LA: Because I am bilingual, I did not need to rely solely on the archives found in Britain. Half of my research was dependent on Arabic records. Even though some of these primary sources had been translated into English and I read English faster, I read them in the original Arabic. They are brilliant because they expose ordinary people’s day to day lives during these wars. Through them I was able to learn about the texture of life at the time, how people ate, travelled, communicated, their expectations and anxieties. In answer to your question, I believe it is important to widen access and a restitutive campaign is justified. I would also stress the issue of records written in mother tongues and translations because it is within these local languages that the primary African perspective resides. It is shocking for example that one of my most valued primary sources, The Memoirs of Babiker Badri (born in 1861), written in Arabic and widely published in Sudan, is out of print in its English translation. And even that translation, carried out in the early 1960s can do with some freshening up. This is a vital African text and yet it is not widely accessible due to the issue of translation. I am sure there are other texts too, written in African languages, that need to be translated and published.

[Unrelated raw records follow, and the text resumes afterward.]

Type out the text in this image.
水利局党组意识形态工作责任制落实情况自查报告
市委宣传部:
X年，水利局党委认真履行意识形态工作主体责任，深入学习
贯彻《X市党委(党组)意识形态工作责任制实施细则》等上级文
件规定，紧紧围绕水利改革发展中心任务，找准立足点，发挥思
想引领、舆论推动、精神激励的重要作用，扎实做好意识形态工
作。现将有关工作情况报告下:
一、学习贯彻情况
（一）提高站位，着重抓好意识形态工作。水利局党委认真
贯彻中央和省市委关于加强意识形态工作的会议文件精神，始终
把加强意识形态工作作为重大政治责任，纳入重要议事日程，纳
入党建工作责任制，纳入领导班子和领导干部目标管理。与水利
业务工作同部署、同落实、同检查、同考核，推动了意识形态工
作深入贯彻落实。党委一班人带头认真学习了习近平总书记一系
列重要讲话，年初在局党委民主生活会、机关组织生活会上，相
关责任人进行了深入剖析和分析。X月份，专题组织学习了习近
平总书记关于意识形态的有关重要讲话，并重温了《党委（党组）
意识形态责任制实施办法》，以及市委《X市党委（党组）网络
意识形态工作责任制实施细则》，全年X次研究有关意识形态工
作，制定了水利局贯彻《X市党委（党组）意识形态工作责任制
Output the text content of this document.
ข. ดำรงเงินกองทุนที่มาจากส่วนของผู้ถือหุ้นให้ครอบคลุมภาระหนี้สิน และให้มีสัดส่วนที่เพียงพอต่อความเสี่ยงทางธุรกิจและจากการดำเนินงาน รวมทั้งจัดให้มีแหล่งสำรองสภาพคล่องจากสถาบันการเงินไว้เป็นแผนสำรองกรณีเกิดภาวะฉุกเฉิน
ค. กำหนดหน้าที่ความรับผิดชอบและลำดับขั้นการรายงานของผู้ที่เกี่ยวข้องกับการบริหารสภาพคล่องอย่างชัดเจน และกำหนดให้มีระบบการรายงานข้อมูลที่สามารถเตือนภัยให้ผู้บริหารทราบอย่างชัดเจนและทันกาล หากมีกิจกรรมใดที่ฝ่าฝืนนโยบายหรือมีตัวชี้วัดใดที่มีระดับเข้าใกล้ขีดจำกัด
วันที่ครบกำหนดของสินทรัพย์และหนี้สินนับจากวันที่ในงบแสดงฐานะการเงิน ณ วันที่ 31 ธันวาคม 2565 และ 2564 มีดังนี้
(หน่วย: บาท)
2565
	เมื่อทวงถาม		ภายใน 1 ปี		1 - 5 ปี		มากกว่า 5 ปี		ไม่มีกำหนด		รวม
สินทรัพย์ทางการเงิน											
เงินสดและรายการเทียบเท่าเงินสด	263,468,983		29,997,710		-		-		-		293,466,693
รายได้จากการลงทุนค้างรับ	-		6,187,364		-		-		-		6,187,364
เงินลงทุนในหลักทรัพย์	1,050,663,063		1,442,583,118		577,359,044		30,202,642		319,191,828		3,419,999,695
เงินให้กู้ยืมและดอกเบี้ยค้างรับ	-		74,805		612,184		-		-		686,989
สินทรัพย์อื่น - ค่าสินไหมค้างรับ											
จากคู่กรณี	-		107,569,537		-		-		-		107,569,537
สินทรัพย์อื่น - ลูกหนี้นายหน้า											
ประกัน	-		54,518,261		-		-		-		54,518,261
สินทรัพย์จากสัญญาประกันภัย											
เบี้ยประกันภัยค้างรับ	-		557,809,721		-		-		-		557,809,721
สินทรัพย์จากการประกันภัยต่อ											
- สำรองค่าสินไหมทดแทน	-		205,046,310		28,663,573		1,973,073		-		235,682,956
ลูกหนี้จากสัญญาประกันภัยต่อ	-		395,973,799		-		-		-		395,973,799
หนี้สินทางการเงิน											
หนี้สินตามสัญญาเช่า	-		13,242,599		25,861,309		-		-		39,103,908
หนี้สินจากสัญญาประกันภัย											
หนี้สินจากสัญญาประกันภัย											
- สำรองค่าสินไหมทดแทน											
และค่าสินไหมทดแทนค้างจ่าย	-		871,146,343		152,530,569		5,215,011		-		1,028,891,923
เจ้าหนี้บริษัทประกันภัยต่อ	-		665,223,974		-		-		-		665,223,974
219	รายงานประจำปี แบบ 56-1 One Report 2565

AA: Finally, we are eager to hear more about your research into slavery in the old Ottoman Empire that tyrannised much of East Africa and the Horn. What is its enduring legacy in the region, its hinterlands and diasporas?

LA: To my surprise, I did not find abundant resources on East Coast Slavery. It is definitely an area that needs to be further researched. Ironically after decades of active engagement in the trans-Atlantic slavery, Britain launched a passionate attack on the Ottoman/Arab/Egyptian slave trade. Suppressing it became a reason for British expansion and the subsequent colonisation of Sudan. As a result, much that was written about the Ottoman slave trade is laden with a righteous European indignation that was intent on justifying the need for colonial expansion in order to suppress the brutal East Coast slave trade. When people think of slavery, they are likely to think of the long Atlantic passage and the plantation culture accompanied by deep systematic racism. The East Coast slave experience was different. Capitalism was not the driving force of the Arabs and Ottomans. Instead, they mostly enslaved men for military service and women for domestic labour. You ask about the legacy. When I read about the Sudanese child soldiers recruited by Saudi Arabia for their war in Yemen, and the Ethiopian maids abused in Lebanon, my blood runs cold.

River Spirit by Leila Aboulela is published on 7 March by Saqi Books.

Leila Fuad Aboulela (Arabic:لىلى فوٴlد lبوlلعلl) is a fiction writer, essayist, and playwright of Sudanese origin based in Aberdeen, Scotland. She grew up in Khartoum, Sudan, and moved to Scotland in 1990 where she began her literary career. Aboulela has published five novels and several short stories, which have been translated into fifteen languages. Her most popular novels, ‘Minaret’ (2005) and ‘The Translator’ (1999) both feature the stories of Muslim women in the UK and were long-listed for the International Dublin Literary Award and Orange Prize. Aboulela’s works have been included in publications such as Harper’s Magazine, Granta, The Washington Post and The Guardian. BBC Radio has adapted her work extensively and broadcast a number of her plays, including ‘The Insider’, ‘The Mystic Life’, and the historical drama ‘The Lion of Chechnya’.